Die dunkle Seite der Stammzellen verdeutlichte die Molekularmedizinerin Dr. Catherin Niemann. Die Kölnerin sprach über Mutationen in Stammzellen des Haarbalgs, die das Wachstum von malignen Talgdrüsentumoren befördern. Doch auch abseits der Stammzellforschung schauten die Tagungsteilnehmer über den „Tellerrand“: Für das Verständnis und letztlich die erfolgreiche Behandlung von Neurodermitis bei Kindern ist die Zusammenarbeit mit Epidemiologen wie Professor Dietrich Rothenbacher und PD Dr. Jon Jakob Genuneit von der Uni Ulm wichtig. Gemeinsam mit Professor Johannes Weiss (Universitätsklinik Ulm für Dermatologie und Allergologie) stellten sie bei der Tagung Ergebnisse der SPATZ Gesundheitsstudie vor, bei der Kinder und ihre Familien über einen längeren Zeitraum regelmäßig untersucht werden. Weiterhin standen bei der ADF-Jahrestagung 36 Einzelvorträge und fünf Spezialvorträge internationaler Forscher sowie Posterbegehungen und Preisverleihungen auf dem Programm.
„Insgesamt waren die Beiträge auf hohem wissenschaftlichen Niveau. Ganz bewusst haben wir Anleihen in der Entwicklungsbiologie und anderen Fächern genommen. So können wir womöglich Analogieschlüsse auf evolutionär konservierte Signalwege bei der Wundheilung und Regeneration der Haut ziehen. Die Forschung an Zebrafischen hilft eventuell dabei, diese Signalwege aufzuklären und das Wissen für die narbenfreie Abheilung von Wunden zu nutzen“, resümierte Professorin Scharffetter-Kochanek. Und auch weitere Forschungsarbeiten, die bei der Tagung vorgestellt wurden, könnten den Sprung in die Klinik schaffen. Da wären zum Beispiel der Einsatz mesenchymaler Stammzellen zur Behandlung von chronisch nicht heilenden Wunden sowie die spezifische Zerstörung von Krebsstammzellen des malignen Melanoms und anderer Hautkrebse, um Rezidive und Metastasen dieser Tumore langfristig behandeln zu können.

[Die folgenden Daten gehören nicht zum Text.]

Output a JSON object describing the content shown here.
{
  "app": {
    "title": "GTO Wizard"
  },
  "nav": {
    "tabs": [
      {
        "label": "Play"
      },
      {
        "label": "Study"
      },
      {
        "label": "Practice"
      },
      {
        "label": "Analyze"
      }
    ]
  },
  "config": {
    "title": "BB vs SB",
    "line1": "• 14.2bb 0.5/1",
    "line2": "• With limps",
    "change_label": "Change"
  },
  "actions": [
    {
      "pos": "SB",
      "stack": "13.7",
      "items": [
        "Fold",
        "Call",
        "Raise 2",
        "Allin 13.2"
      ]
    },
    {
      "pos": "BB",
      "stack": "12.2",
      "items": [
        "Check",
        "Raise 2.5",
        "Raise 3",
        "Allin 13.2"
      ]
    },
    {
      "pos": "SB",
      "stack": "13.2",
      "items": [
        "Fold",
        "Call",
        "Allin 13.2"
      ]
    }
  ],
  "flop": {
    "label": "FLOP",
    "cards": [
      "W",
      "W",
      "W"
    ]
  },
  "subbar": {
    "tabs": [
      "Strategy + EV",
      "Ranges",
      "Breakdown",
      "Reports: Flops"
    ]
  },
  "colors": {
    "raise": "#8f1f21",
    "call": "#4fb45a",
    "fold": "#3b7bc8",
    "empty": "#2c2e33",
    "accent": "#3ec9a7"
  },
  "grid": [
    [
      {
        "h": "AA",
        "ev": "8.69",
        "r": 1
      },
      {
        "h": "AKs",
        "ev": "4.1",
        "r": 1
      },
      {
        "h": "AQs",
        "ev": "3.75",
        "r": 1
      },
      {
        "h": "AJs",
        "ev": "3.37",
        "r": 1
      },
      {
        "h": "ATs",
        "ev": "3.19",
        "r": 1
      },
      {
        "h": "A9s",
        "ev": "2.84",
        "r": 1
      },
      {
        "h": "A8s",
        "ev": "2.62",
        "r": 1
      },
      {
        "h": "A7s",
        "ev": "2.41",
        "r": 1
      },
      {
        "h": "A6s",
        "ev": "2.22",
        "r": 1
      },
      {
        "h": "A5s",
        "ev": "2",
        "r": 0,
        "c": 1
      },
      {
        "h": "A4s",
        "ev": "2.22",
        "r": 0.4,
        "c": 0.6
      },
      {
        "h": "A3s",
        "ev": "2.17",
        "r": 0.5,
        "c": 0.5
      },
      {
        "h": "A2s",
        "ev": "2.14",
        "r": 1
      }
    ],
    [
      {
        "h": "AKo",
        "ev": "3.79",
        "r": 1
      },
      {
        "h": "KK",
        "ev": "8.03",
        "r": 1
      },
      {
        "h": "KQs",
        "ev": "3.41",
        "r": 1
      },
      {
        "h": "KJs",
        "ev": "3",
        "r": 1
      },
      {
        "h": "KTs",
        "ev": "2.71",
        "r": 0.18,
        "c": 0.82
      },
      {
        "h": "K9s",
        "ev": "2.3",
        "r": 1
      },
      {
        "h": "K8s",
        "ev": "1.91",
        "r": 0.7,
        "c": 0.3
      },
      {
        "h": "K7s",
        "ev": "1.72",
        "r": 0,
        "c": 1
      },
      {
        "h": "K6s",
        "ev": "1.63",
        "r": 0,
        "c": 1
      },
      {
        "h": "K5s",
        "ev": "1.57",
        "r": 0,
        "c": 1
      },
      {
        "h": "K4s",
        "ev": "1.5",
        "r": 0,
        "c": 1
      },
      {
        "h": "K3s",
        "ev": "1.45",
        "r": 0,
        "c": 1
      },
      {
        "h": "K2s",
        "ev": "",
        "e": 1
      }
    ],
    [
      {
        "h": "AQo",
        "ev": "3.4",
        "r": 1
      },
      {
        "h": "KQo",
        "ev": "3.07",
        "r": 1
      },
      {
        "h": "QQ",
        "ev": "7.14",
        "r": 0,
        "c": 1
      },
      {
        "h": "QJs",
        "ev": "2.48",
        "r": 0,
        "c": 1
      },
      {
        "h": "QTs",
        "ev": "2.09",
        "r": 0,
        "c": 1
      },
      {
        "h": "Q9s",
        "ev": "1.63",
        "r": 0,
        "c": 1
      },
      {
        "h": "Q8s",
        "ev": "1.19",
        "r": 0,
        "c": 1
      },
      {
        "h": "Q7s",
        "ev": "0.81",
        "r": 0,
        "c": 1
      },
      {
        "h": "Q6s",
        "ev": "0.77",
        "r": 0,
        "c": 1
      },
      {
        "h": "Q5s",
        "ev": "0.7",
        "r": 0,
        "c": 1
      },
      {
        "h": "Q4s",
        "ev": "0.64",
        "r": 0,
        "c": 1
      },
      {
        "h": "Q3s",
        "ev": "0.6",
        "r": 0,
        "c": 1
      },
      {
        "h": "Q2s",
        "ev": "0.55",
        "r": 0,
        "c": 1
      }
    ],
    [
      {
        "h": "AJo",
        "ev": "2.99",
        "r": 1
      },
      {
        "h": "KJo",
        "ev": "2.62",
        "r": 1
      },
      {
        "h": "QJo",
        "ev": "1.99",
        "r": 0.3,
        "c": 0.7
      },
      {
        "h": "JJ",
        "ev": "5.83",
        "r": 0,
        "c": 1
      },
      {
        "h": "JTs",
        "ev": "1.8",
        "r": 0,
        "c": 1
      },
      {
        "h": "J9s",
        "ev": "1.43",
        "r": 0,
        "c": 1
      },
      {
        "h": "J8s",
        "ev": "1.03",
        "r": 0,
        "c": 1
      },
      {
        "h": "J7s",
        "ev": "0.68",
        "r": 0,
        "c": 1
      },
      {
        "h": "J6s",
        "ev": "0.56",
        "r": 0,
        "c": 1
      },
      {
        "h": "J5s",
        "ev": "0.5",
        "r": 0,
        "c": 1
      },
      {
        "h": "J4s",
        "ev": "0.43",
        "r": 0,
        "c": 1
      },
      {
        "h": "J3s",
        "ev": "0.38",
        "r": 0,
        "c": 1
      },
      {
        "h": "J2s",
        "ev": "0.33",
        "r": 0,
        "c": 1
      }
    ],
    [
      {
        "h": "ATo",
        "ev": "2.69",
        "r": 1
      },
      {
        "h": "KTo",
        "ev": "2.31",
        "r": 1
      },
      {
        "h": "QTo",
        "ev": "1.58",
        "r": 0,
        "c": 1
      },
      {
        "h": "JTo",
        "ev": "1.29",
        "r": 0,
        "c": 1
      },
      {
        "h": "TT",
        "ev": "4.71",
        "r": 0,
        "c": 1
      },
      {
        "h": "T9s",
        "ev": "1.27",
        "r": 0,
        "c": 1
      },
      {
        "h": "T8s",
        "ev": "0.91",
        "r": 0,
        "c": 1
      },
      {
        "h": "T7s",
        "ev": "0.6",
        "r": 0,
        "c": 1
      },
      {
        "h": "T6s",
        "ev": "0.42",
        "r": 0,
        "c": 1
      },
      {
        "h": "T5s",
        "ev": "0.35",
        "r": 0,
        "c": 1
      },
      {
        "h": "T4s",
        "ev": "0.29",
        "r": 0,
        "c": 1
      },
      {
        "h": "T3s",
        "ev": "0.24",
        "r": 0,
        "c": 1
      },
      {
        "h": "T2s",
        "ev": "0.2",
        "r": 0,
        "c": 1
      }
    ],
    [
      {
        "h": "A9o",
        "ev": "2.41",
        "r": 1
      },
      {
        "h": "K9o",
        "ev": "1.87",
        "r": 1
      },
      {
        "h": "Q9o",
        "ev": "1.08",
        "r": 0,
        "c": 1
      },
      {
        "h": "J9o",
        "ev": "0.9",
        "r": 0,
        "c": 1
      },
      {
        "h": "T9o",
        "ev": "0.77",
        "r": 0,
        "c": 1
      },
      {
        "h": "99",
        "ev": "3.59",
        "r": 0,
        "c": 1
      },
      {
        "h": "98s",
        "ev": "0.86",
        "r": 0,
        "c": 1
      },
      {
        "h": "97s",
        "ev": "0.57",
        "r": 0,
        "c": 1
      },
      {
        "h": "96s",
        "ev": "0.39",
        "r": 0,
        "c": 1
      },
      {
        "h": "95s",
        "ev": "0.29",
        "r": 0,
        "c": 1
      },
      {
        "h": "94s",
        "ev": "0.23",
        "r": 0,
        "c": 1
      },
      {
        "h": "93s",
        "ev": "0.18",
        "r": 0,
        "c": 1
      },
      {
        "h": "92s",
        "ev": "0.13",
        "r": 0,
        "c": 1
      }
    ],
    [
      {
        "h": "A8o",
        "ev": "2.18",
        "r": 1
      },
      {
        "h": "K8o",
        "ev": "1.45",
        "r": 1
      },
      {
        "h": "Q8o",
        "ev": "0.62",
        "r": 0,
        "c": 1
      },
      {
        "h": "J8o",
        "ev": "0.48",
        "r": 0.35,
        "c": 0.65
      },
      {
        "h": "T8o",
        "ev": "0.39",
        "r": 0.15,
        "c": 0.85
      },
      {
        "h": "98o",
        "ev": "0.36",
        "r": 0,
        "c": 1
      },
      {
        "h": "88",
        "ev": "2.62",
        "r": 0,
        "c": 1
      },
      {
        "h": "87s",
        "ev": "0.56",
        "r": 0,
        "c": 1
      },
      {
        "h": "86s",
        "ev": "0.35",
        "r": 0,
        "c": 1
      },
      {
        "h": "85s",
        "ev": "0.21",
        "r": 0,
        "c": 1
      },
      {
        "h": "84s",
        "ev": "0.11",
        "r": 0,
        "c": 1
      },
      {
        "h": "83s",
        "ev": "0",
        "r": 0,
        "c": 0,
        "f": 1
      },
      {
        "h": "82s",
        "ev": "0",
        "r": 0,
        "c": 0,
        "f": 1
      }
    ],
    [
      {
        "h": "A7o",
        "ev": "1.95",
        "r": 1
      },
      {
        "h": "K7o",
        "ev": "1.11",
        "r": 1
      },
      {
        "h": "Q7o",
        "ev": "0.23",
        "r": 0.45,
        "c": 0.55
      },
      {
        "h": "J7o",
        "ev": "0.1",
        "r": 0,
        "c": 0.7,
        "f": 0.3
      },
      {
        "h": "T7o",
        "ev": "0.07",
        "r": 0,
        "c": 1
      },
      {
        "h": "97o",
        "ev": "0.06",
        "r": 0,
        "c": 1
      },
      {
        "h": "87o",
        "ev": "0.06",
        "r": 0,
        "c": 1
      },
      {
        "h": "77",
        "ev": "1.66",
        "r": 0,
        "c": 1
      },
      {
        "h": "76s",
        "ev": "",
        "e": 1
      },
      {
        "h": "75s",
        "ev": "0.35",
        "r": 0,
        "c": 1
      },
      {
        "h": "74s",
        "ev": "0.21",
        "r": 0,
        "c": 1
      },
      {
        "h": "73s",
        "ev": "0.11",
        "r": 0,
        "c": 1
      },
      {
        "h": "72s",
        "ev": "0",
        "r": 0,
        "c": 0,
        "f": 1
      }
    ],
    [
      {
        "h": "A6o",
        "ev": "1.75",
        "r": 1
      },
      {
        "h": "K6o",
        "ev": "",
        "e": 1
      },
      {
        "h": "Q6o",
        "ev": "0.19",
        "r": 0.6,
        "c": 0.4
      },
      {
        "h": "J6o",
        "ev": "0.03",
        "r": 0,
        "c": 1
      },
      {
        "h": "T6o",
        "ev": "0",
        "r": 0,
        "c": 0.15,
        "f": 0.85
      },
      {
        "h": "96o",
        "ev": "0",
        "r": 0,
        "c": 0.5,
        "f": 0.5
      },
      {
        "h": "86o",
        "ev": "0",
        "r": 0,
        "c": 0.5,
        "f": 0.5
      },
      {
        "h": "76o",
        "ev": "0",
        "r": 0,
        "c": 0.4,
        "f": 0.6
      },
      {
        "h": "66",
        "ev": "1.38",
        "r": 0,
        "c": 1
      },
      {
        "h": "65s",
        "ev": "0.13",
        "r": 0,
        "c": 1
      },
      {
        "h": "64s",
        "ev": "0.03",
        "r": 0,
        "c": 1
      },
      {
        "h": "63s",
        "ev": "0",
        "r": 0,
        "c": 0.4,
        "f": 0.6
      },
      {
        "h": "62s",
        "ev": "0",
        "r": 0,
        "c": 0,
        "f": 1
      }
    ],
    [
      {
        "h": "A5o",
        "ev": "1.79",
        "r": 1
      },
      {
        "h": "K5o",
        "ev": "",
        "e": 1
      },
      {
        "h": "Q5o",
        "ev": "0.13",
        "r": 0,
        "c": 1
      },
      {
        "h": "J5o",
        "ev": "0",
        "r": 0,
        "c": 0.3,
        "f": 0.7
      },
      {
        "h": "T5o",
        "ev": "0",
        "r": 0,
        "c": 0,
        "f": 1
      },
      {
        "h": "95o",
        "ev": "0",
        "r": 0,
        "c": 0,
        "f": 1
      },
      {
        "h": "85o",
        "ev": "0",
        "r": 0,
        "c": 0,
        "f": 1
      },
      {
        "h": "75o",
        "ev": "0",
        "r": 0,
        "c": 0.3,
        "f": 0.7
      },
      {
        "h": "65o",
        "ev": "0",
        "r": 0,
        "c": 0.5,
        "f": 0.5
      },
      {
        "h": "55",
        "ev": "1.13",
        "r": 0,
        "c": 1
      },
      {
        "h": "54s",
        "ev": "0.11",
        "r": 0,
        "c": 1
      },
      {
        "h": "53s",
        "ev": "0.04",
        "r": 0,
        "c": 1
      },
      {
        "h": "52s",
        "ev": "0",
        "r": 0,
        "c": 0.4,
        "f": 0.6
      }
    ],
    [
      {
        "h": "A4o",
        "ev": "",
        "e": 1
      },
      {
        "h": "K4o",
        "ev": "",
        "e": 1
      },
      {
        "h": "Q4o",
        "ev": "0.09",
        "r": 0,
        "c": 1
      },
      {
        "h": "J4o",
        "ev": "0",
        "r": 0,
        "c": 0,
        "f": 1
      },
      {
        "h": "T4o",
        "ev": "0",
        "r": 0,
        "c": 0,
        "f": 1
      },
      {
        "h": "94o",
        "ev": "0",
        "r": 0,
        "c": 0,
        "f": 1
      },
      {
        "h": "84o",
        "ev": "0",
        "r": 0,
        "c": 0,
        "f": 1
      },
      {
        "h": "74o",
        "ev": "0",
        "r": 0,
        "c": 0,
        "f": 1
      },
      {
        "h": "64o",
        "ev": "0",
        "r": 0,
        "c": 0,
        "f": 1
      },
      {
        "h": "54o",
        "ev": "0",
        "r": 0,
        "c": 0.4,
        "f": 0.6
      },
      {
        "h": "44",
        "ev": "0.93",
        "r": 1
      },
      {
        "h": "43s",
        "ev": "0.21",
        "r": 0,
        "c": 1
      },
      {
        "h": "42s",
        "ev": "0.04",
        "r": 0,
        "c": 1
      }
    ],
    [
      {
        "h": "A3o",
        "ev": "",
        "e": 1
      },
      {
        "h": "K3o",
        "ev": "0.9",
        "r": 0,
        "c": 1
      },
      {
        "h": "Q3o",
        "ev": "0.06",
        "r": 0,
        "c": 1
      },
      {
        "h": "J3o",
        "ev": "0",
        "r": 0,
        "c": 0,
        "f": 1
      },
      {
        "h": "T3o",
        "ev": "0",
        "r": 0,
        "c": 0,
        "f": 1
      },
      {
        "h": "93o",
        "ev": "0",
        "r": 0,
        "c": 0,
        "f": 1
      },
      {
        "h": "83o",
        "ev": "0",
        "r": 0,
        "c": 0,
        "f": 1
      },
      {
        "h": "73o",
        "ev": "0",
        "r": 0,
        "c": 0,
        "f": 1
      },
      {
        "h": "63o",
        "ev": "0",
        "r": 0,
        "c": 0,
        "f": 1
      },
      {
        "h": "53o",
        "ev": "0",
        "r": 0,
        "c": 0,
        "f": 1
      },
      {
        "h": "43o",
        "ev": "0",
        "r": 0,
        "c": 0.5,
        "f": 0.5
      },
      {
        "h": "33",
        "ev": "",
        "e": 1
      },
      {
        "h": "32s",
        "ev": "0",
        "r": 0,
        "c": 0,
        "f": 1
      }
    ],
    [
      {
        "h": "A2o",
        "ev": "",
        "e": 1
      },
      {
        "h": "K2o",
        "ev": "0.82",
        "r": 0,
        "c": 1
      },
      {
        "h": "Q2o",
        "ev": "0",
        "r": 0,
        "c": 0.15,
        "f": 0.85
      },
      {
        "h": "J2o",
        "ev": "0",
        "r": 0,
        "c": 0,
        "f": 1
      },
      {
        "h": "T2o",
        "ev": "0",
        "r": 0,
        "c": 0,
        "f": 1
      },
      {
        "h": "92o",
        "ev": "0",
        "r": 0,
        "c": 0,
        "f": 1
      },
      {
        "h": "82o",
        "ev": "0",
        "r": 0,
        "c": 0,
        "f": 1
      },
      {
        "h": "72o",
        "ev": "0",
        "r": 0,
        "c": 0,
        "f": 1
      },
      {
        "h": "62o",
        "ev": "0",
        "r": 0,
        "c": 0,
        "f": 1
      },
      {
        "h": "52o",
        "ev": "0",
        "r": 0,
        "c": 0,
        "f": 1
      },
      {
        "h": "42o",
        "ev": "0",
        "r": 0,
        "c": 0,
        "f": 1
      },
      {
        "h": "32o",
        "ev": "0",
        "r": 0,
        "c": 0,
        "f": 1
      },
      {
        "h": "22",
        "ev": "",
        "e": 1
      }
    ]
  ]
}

Die Gäste, darunter klinisch und naturwissenschaftlich orientierte Forscherinnen sowie Forscher, waren vom Löwenmenschen und von Ulm begeistert. Im Ratskeller haben sie Erfolge und das Wiedersehen bis in die Nacht gefeiert.
Auszeichnungen bei der ADF-Jahrestagung
Bei der ADF-Jahrestagung wurden zahlreiche Preise vergeben: Professor Kilian Eyerich aus München erhielt für seine Forschung den Paul Langerhans Preis über 10 000 Euro, das Stipendium der Deutschen Stiftung für Dermatologie/ADF (50 000 Euro) für Nachwuchsforscher geht nach Zürich an Dr. Martin Glatz. Den Egon Macher Preis für junge Wissenschaftler über 5000 Euro teilen sich Tobias Bald aus Bonn und Yuliya Skabytska (Tübingen).
Dr. Karmveer Singh und Dr. Andrea Kügeler (beide Universitätsklinik für Dermatologie und Allergologie, Ulm) wurden mit einem Reisestipendium für Ihre Arbeiten zur Regulation des IGF-1 Signalweges durch sehr hohe Konzentrationen von Superoxidanionen bei der Alterung und zur Bedeutung von freien Radikalen bei der Wundheilung ausgezeichnet. Hier scheint es ganz spezifische Unterschiede der Radikalspezies und des darauf reagierenden Gewebes zu geben. Diese Arbeiten verdeutlichen, dass es auch zukünftig keine einfachen Lösungen mit Antioxidantien geben wird. Darüber hinaus wurden weitere Auszeichnungen wie der ADF/ECARF-Award für eine Arbeit über Ko-Faktoren beim allergischen Schock (Florian Wölbing aus München, 5000 Euro), Posterpreise und weitere Reisestipendien vergeben.